1. The parts when Woody would interact with us, the audience, by breaking the fourth wall by giving us some insight into the characters and changing up the humor.  These moments always provided the most laughs and the most interesting camera work (use of split screens, sight gags, steady cam, slapstick humor, etc.), and provided a respite from the monotony of the rest of the film.

2. Seeing younger versions of actors that I know from later films (Jeff Goldblum, Shelley Duvall, Paul Simon, and Christopher Walken).

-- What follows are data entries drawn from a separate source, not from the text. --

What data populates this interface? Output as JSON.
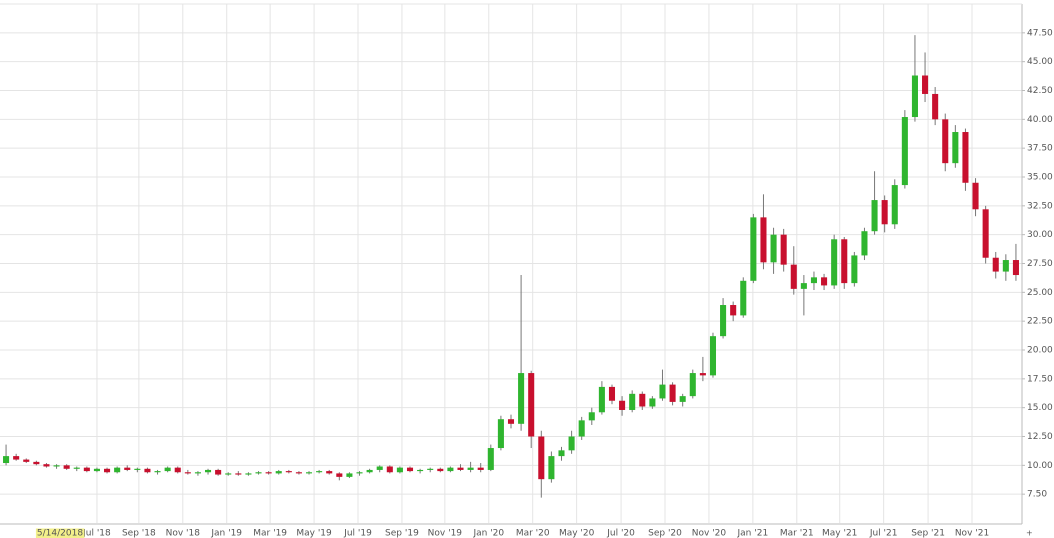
{
  "chart_data": {
    "type": "candlestick",
    "cursor_date": "5/14/2018",
    "up_color": "#2fb52f",
    "down_color": "#c8102e",
    "wick_color": "#777777",
    "grid": true,
    "xlim": [
      6.8,
      209.2
    ],
    "ylim": [
      5,
      50
    ],
    "xticks": [
      {
        "value": 26,
        "label": "Jul '18"
      },
      {
        "value": 34.3,
        "label": "Sep '18"
      },
      {
        "value": 43,
        "label": "Nov '18"
      },
      {
        "value": 51.7,
        "label": "Jan '19"
      },
      {
        "value": 60.3,
        "label": "Mar '19"
      },
      {
        "value": 69,
        "label": "May '19"
      },
      {
        "value": 77.7,
        "label": "Jul '19"
      },
      {
        "value": 86.4,
        "label": "Sep '19"
      },
      {
        "value": 94.9,
        "label": "Nov '19"
      },
      {
        "value": 103.6,
        "label": "Jan '20"
      },
      {
        "value": 112.3,
        "label": "Mar '20"
      },
      {
        "value": 121,
        "label": "May '20"
      },
      {
        "value": 129.8,
        "label": "Jul '20"
      },
      {
        "value": 138.5,
        "label": "Sep '20"
      },
      {
        "value": 147.2,
        "label": "Nov '20"
      },
      {
        "value": 155.9,
        "label": "Jan '21"
      },
      {
        "value": 164.6,
        "label": "Mar '21"
      },
      {
        "value": 173.1,
        "label": "May '21"
      },
      {
        "value": 181.8,
        "label": "Jul '21"
      },
      {
        "value": 190.6,
        "label": "Sep '21"
      },
      {
        "value": 199.3,
        "label": "Nov '21"
      }
    ],
    "yticks": [
      {
        "value": 7.5,
        "label": "7.50"
      },
      {
        "value": 10,
        "label": "10.00"
      },
      {
        "value": 12.5,
        "label": "12.50"
      },
      {
        "value": 15,
        "label": "15.00"
      },
      {
        "value": 17.5,
        "label": "17.50"
      },
      {
        "value": 20,
        "label": "20.00"
      },
      {
        "value": 22.5,
        "label": "22.50"
      },
      {
        "value": 25,
        "label": "25.00"
      },
      {
        "value": 27.5,
        "label": "27.50"
      },
      {
        "value": 30,
        "label": "30.00"
      },
      {
        "value": 32.5,
        "label": "32.50"
      },
      {
        "value": 35,
        "label": "35.00"
      },
      {
        "value": 37.5,
        "label": "37.50"
      },
      {
        "value": 40,
        "label": "40.00"
      },
      {
        "value": 42.5,
        "label": "42.50"
      },
      {
        "value": 45,
        "label": "45.00"
      },
      {
        "value": 47.5,
        "label": "47.50"
      }
    ],
    "x": [
      8,
      10,
      12,
      14,
      16,
      18,
      20,
      22,
      24,
      26,
      28,
      30,
      32,
      34,
      36,
      38,
      40,
      42,
      44,
      46,
      48,
      50,
      52,
      54,
      56,
      58,
      60,
      62,
      64,
      66,
      68,
      70,
      72,
      74,
      76,
      78,
      80,
      82,
      84,
      86,
      88,
      90,
      92,
      94,
      96,
      98,
      100,
      102,
      104,
      106,
      108,
      110,
      112,
      114,
      116,
      118,
      120,
      122,
      124,
      126,
      128,
      130,
      132,
      134,
      136,
      138,
      140,
      142,
      144,
      146,
      148,
      150,
      152,
      154,
      156,
      158,
      160,
      162,
      164,
      166,
      168,
      170,
      172,
      174,
      176,
      178,
      180,
      182,
      184,
      186,
      188,
      190,
      192,
      194,
      196,
      198,
      200,
      202,
      204,
      206,
      208
    ],
    "open": [
      10.2,
      10.8,
      10.5,
      10.3,
      10.1,
      9.9,
      10.0,
      9.7,
      9.8,
      9.5,
      9.7,
      9.4,
      9.8,
      9.6,
      9.7,
      9.4,
      9.5,
      9.8,
      9.4,
      9.3,
      9.4,
      9.6,
      9.2,
      9.3,
      9.2,
      9.3,
      9.4,
      9.3,
      9.5,
      9.4,
      9.3,
      9.4,
      9.5,
      9.3,
      9.0,
      9.3,
      9.4,
      9.6,
      9.9,
      9.4,
      9.8,
      9.5,
      9.6,
      9.7,
      9.5,
      9.8,
      9.6,
      9.8,
      9.6,
      11.5,
      14.0,
      13.6,
      18.0,
      12.5,
      8.8,
      10.8,
      11.3,
      12.5,
      13.9,
      14.6,
      16.8,
      15.6,
      14.8,
      16.2,
      15.1,
      15.8,
      17.0,
      15.5,
      16.0,
      18.0,
      17.8,
      21.2,
      23.9,
      23.0,
      26.0,
      31.5,
      27.6,
      30.0,
      27.4,
      25.3,
      25.8,
      26.3,
      25.6,
      29.6,
      25.8,
      28.2,
      30.3,
      33.0,
      30.9,
      34.3,
      40.2,
      43.8,
      42.2,
      40.0,
      36.2,
      38.9,
      34.5,
      32.2,
      28.0,
      26.8,
      27.8
    ],
    "high": [
      11.8,
      11.0,
      10.6,
      10.4,
      10.2,
      10.1,
      10.1,
      9.9,
      9.9,
      9.8,
      9.8,
      9.9,
      10.0,
      9.8,
      9.8,
      9.6,
      9.9,
      9.9,
      9.6,
      9.5,
      9.7,
      9.7,
      9.4,
      9.5,
      9.4,
      9.5,
      9.5,
      9.6,
      9.6,
      9.5,
      9.5,
      9.6,
      9.6,
      9.4,
      9.4,
      9.5,
      9.7,
      10.0,
      10.0,
      9.9,
      9.9,
      9.7,
      9.8,
      9.8,
      9.9,
      10.1,
      10.3,
      10.2,
      11.8,
      14.3,
      14.4,
      26.5,
      18.2,
      13.0,
      11.2,
      11.6,
      13.0,
      14.2,
      15.0,
      17.3,
      17.0,
      16.0,
      16.5,
      16.4,
      16.0,
      18.3,
      17.2,
      16.2,
      18.3,
      19.4,
      21.5,
      24.5,
      24.2,
      26.3,
      31.8,
      33.5,
      30.6,
      30.5,
      29.0,
      26.5,
      26.8,
      26.6,
      30.0,
      29.8,
      28.5,
      30.6,
      35.5,
      33.4,
      34.8,
      40.8,
      47.3,
      45.8,
      42.8,
      40.5,
      39.5,
      39.2,
      34.9,
      32.5,
      28.5,
      28.3,
      29.2
    ],
    "low": [
      10.0,
      10.4,
      10.2,
      10.0,
      9.8,
      9.7,
      9.6,
      9.5,
      9.4,
      9.4,
      9.3,
      9.3,
      9.5,
      9.4,
      9.3,
      9.2,
      9.4,
      9.3,
      9.2,
      9.1,
      9.2,
      9.1,
      9.1,
      9.1,
      9.1,
      9.2,
      9.2,
      9.2,
      9.3,
      9.2,
      9.2,
      9.3,
      9.2,
      8.7,
      8.9,
      9.1,
      9.3,
      9.4,
      9.3,
      9.3,
      9.4,
      9.3,
      9.4,
      9.4,
      9.4,
      9.5,
      9.4,
      9.4,
      9.5,
      11.3,
      13.2,
      13.0,
      11.5,
      7.2,
      8.5,
      10.4,
      11.0,
      12.2,
      13.5,
      14.4,
      15.3,
      14.3,
      14.6,
      14.8,
      14.9,
      15.6,
      15.2,
      15.1,
      15.8,
      17.3,
      17.6,
      21.0,
      22.5,
      22.8,
      25.8,
      27.0,
      26.6,
      26.8,
      24.8,
      23.0,
      25.2,
      25.2,
      25.3,
      25.3,
      25.5,
      27.8,
      30.0,
      30.2,
      30.5,
      34.0,
      39.8,
      41.5,
      39.5,
      35.5,
      35.8,
      33.8,
      31.6,
      27.5,
      26.2,
      26.0,
      26.0
    ],
    "close": [
      10.8,
      10.5,
      10.3,
      10.1,
      9.9,
      10.0,
      9.7,
      9.8,
      9.5,
      9.7,
      9.4,
      9.8,
      9.6,
      9.7,
      9.4,
      9.5,
      9.8,
      9.4,
      9.3,
      9.4,
      9.6,
      9.2,
      9.3,
      9.2,
      9.3,
      9.4,
      9.3,
      9.5,
      9.4,
      9.3,
      9.4,
      9.5,
      9.3,
      9.0,
      9.3,
      9.4,
      9.6,
      9.9,
      9.4,
      9.8,
      9.5,
      9.6,
      9.7,
      9.5,
      9.8,
      9.6,
      9.8,
      9.6,
      11.5,
      14.0,
      13.6,
      18.0,
      12.5,
      8.8,
      10.8,
      11.3,
      12.5,
      13.9,
      14.6,
      16.8,
      15.6,
      14.8,
      16.2,
      15.1,
      15.8,
      17.0,
      15.5,
      16.0,
      18.0,
      17.8,
      21.2,
      23.9,
      23.0,
      26.0,
      31.5,
      27.6,
      30.0,
      27.4,
      25.3,
      25.8,
      26.3,
      25.6,
      29.6,
      25.8,
      28.2,
      30.3,
      33.0,
      30.9,
      34.3,
      40.2,
      43.8,
      42.2,
      40.0,
      36.2,
      38.9,
      34.5,
      32.2,
      28.0,
      26.8,
      27.8,
      26.5
    ]
  }
}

3. Allen’s obvious love for movies.  I love movies too, so I can certainly get behind his references to Truffaut, Bergman, The Sorrow and the Pity, and litany of other nods and winks to the greatest art-form around. 

I should note that I do not like Diane Keaton at all.  I thought she was a bad choice for the Godfather, I am completely uninterested in her recent stable of romantic comedy drivel, and she is a huge reason for why I have avoided Woody Allen so far.  Needless to say, that my favorite Woody Allen film so far has been the one that she wasn’t in (Crimes and Misdemeanors).  I’m not sure I have a very rational reason for disliking her as much as I do, but regardless the likability of actors IS a factor in what I think of the movies that I see.  

Of the 4 different Woody Allen films that I have seen, I would place Annie Hall at number 3 behind the fantastic Crimes and Misdemeanors, and the beautiful Manhattan, but way far ahead of the piece of shit Manhattan Murder Mystery.  Now, most would say that I don’t really like Woody Allen’s comedies, and I would agree, however that doesn’t mean that I’m not looking forward to seeing more.  For some reason or another, the anticipation of seeing something that everyone else respects and loves is enough, so long as Diane Keaton isn’t in all of them.

Final thoughts:  Woody Allen seems to have built a career on re-making the same three movies over and over again (Neurotic Comedies, Ingmar Bergman Rip-offs, and his New York love letters).  One I love, one I absolutely hate, and the third I don’t particularly crave, but I enjoy watching anyway.